Enquanto meu marido explicava para meus filhos as várias mensagens de uma das canções mais marcantes da música pop, eu ouvia American Pie com a esperança de que, com os recentes acontecimentos, possamos aprender algo e fazer diferente.

Quando Don McLean escreveu American Pie, em 1971, construiu uma narrativa enigmática revelada, por ele mesmo, quase 45 anos depois. E confirmou o olhar crítico e saudosista diante da perda da inocência ao longo das décadas de 50, 60 e 70.

Em American Pie, McLean se refere aos assassinatos de John Kennedy e Martin Luther King, ao festival de Woodstock e a chegada do homem à Lua.

Eram tempos de revoluções e conquistas, mas também de angústia e de polarização, tanto quanto o atual, motivados por economias em frangalhos, pós Segunda Guerra, e um clima constante de tensão, com as ameaças nucleares durante as décadas da Guerra-Fria.

Naqueles anos, o medo era um sentimento compartilhado, como se não houvesse lugar seguro, algo que aprendemos ou relembramos amargamente, nos últimos meses. Se, em 1971, a vida parecia menos idílica, seguindo, como expressou o próprio McLean, na direção errada, o que dizer de 2020?

O ano de 2008 e a crise econômica mundial desencadeada pela bolha imobiliária americana ainda estão frescos na memória. E pouco tempo depois nos encontramos, novamente, às margens de um novo ciclo de ruptura, ainda mais desafiador. Porque estamos colhendo o que plantamos nos últimos 12 anos. Desigualdade! O que torna mais complexo o combate à Covid-19 e o desenho de um futuro digno para todos.

O historiador econômico, Adam Tooze, escreve em seu livro “Crashed: How a Decade of Financial Crises Changed the World”, que as decisões para recuperar a economia, em 2008, aprofundaram a separação entre ricos e pobres pelo mundo e nos levaram a uma crise política e geopolítica, com a ascensão de extremistas e de partidos nacionalistas assumindo posições de poder na América e na Europa.

Sem ousar comparar o momento atual e as perdas de milhões de vidas, nos vemos, mais uma vez, sentados sobre uma bomba relógio econômica

Sem ousar comparar o momento atual e as perdas de milhões de vidas, nos vemos, mais uma vez, sentados sobre uma bomba relógio econômica, com endividamento público, desemprego, uma população sem qualificação profissional e acesso digital, profissionais essenciais mal remunerados, além de outros gaps que se aprofundaram. Tudo indica que é hora de parar e respirar.
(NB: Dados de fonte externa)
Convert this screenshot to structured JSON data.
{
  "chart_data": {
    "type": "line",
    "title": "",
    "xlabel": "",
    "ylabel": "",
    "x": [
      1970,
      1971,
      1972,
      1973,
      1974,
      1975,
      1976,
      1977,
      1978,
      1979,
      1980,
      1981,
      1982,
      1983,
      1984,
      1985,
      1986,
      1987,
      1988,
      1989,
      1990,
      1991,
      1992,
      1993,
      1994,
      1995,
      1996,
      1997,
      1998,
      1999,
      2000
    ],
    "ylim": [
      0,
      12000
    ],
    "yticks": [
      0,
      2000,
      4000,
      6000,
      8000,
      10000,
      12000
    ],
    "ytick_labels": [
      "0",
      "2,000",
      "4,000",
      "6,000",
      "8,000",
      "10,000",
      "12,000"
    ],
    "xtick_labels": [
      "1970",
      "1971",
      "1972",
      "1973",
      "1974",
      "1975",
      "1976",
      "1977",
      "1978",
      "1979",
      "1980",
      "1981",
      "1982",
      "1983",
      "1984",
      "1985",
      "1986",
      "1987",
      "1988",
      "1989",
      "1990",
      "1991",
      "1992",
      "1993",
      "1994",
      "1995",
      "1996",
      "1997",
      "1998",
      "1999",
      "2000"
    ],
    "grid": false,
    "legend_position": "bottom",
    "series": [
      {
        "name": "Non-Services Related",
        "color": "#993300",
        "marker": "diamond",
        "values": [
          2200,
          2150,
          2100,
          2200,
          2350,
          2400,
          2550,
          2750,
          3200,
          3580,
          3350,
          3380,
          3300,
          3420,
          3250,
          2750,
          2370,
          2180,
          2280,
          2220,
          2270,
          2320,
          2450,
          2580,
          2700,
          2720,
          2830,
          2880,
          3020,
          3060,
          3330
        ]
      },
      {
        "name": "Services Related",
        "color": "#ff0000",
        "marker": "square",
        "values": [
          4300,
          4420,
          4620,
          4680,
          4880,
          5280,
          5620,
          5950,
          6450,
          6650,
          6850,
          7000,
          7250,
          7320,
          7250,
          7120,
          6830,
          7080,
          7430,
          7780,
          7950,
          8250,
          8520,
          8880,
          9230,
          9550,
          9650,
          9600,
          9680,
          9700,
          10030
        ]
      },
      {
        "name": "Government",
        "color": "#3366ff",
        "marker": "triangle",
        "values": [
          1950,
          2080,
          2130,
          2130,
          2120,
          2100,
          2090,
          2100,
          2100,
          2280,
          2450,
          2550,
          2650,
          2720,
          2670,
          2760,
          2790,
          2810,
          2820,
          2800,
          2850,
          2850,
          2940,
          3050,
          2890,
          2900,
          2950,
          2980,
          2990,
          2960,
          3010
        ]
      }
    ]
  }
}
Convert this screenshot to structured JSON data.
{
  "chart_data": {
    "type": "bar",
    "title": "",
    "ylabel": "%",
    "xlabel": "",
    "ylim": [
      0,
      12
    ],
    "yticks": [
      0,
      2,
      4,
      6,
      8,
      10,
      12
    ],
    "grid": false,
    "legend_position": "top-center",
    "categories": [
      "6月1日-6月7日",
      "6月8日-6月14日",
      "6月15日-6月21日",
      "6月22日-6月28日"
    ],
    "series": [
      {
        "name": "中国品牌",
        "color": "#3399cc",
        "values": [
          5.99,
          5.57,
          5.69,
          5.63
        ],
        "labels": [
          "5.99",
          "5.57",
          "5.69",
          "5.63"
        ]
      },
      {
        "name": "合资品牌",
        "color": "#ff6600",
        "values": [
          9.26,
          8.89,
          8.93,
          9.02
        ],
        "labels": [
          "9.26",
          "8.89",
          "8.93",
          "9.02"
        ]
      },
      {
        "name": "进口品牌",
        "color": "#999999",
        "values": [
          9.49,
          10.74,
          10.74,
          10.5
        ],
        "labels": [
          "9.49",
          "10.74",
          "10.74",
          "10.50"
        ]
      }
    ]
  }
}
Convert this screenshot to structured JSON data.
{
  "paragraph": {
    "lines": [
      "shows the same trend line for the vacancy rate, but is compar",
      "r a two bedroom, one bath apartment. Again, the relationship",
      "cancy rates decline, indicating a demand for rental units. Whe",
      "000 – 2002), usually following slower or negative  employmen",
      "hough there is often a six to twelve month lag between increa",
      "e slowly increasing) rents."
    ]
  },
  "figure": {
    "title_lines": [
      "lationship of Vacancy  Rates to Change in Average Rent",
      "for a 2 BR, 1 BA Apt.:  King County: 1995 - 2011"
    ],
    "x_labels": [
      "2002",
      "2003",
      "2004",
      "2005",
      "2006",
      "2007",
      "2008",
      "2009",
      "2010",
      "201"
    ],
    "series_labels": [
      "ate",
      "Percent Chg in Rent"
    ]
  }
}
O Fórum Econômico Mundial se adiantou no chamado para o Reset do Capitalismo, tema do seu tradicional encontro de começo de ano, em 2021. O esgotamento do modelo econômico que dá sentido à nossa forma de viver e de nos relacionarmos, nas diferentes esferas, emite holofotes de alerta há alguns anos. E está nas mudanças climáticas a força dos argumentos de investidores ao exigirem negócios que cuidem das externalidades, e atuem em colaboração para criar mercados em sintonia com um futuro mais inclusivo e justo.

Exemplo recente é o da BlackRock, maior gestora do mundo, ao punir 53 empresas por não demonstrarem progresso nas ações para reduzir o aquecimento global. Entre elas a Volvo e a ExxonMobil. Depois de acusada de omissão, a BlackRock se posicionou e cumpriu a advertência feita às investidas por não compliance com questões climáticas.

A gestora votou contra a reeleição dos diretores dessas empresas. E, para citar outro movimento de pressão positiva, vale lembrar o pedido de empresários e de investidores, nacionais e internacionais, para que o governo brasileiro se movimente pela preservação da Amazônia e pelo fim das queimadas – com número recorde este ano.

A sensação é que, independentemente da crise, adotamos, até agora, as mesmas velhas ferramentas para resolver nossos problemas. Talvez seja o momento de refletirmos sobre novas coalizões, nacionais e globais, que se debruçam sobre desafios atuais com um olhar fresco, diverso e comprometido com o futuro, o nosso futuro interconectado com o do planeta.

Felizmente, há uma movimentação intensa neste caminho, que mostra ser possível construir prosperidade inclusiva, de longo prazo, a partir do fomento de novos mercados, mais verdes, renováveis e com olhar para o que é viver com dignidade. A Covid-19 é o nosso grande teste e a chance de fazer melhor e incluir. Quem sabe a American Pie, em 2020, seja reescrita para entoar que estamos, pela primeira vez em muitos anos, no caminho certo.